Barbara A. Burtness, MD: I think that that point about pseudoprogression is important to underline. Clearly, pseudoprogression has been described with immunotherapy agents, and it’s probably in the 6% to 10% range for a cancer like melanoma. But if you go through the spider plots of the publications with pembrolizumab and nivolumab, there are 1 or 2 patients in each trial. It’s going to be less than half a percent. And if you have a symptomatic patient who has gotten a couple of doses of one of these agents, our approach is: if they’re not feeling better and there’s evidence of progression, we take them off. Now we’re hearing all of these anecdotes—and I think I’ve seen it, too—of these really remarkable chemotherapy responses in patients who have been exposed to but did not respond to immunotherapy. I’m sure we’ll be talking about trial designs that might get at, how do you exploit that?

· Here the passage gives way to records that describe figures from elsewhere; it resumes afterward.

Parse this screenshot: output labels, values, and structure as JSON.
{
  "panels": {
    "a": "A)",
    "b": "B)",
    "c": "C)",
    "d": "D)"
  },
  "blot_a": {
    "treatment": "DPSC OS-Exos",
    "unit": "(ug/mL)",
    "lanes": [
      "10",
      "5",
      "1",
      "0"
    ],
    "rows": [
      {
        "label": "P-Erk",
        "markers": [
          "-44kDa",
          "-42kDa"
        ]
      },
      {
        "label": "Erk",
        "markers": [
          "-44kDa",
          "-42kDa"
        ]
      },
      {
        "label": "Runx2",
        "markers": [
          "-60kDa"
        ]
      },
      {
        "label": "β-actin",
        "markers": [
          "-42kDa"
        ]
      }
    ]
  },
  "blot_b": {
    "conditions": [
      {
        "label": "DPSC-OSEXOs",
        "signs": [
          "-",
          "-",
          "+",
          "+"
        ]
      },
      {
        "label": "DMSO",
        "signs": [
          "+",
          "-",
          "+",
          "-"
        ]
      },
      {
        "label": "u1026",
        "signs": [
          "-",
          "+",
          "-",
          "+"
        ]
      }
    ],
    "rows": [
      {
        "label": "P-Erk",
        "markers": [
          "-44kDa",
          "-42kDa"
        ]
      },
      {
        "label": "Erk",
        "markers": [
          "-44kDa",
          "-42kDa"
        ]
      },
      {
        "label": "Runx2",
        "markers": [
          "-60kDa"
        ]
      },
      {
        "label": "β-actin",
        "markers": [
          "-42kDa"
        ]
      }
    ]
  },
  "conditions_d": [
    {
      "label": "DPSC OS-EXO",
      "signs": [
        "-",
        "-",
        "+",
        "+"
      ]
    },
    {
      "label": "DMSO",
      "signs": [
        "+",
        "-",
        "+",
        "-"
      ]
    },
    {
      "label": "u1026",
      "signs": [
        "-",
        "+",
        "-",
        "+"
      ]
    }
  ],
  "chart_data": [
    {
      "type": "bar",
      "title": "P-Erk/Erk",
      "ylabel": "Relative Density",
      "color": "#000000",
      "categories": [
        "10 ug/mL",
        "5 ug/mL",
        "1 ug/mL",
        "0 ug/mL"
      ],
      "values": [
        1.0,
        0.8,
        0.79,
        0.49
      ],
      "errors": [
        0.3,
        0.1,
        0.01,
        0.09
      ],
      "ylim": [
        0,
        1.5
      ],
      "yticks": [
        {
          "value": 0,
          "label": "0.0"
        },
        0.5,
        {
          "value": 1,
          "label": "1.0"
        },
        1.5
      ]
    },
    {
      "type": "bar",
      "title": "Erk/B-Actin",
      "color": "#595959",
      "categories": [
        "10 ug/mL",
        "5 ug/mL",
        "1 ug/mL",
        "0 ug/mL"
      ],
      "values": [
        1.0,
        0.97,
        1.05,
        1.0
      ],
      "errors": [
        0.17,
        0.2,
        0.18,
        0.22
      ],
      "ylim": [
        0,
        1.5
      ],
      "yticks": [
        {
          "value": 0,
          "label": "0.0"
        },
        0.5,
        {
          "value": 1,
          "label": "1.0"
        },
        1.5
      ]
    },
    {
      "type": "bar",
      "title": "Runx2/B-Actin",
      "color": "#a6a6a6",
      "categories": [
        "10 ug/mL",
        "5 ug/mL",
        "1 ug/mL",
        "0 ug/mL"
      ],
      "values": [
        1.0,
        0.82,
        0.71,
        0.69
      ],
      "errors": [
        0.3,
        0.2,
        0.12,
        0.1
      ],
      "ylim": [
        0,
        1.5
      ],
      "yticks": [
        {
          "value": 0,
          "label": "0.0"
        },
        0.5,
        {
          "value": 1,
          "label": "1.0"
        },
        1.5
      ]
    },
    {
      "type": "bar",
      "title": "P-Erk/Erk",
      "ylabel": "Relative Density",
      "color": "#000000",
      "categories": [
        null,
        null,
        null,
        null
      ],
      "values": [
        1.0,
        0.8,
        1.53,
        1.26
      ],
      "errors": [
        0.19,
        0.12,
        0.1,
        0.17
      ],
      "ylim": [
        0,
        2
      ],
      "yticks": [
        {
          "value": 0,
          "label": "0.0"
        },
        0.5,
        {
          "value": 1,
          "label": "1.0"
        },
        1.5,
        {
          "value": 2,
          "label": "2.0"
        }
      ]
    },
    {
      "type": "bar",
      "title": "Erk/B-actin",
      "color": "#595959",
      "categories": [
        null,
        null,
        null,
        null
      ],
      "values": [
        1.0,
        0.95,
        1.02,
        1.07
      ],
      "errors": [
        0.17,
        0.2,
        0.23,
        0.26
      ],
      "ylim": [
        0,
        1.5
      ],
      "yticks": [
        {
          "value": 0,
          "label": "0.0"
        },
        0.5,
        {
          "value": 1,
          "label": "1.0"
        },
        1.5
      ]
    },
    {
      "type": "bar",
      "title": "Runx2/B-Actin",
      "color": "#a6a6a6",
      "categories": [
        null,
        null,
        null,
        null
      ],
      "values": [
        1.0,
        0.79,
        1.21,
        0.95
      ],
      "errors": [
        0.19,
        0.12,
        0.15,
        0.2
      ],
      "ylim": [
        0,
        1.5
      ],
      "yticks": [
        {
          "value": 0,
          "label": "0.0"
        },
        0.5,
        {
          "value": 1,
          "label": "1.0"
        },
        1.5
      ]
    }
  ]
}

Jared Weiss, MD: That point is really important for clinical practice, just to underscore it. The average patient who appears to be progressing on pembrolizumab or nivolumab should be called a progressor and should be moved on to something else. Any time that something different is done, there should be a clear-cut, simple explanation that you can explain to your grandmother why you did it: the patient feels much better; the cancer is near nothing scary, it’s not near a major vessel or major airway, it’s not threatening how the patient feels, or it’s not growing rapidly.
Barbara A. Burtness, MD: Or this one big mass got smaller and there are a couple of small new lesions, which is the classic.
Jared Weiss, MD: But there should be a story. It shouldn’t be the generic approach. It should be the exception, far-and-away. We reported this early on in KEYNOTE-012A and then almost never saw it again after that. It’s exquisitely rare with PD-1.
Ezra Cohen, MD: Most patients experiencing progression with head and neck cancer, on anti–PD-1 therapy, are truly progressing.
Joshua M. Bauml, MD: Any patient who’s symptomatic and progressing, I think that’s within the definition of pseudoprogression. If they’re symptomatic as a result of their progression, we should stop. And regarding the thought that, “Oh, we’re withholding a benefit from this patient,” I think that the data from melanoma at ASCO this year are very reassuring. You gave these patients 2 years of therapy, you stopped it, and up to 90% of them retained their benefit. So, if you’re giving the drug for 2 doses, then you stop and all their disease melts away, OK. You’re not depriving them of a potential benefit, in all likelihood, by holding your horses and seeing what’s next.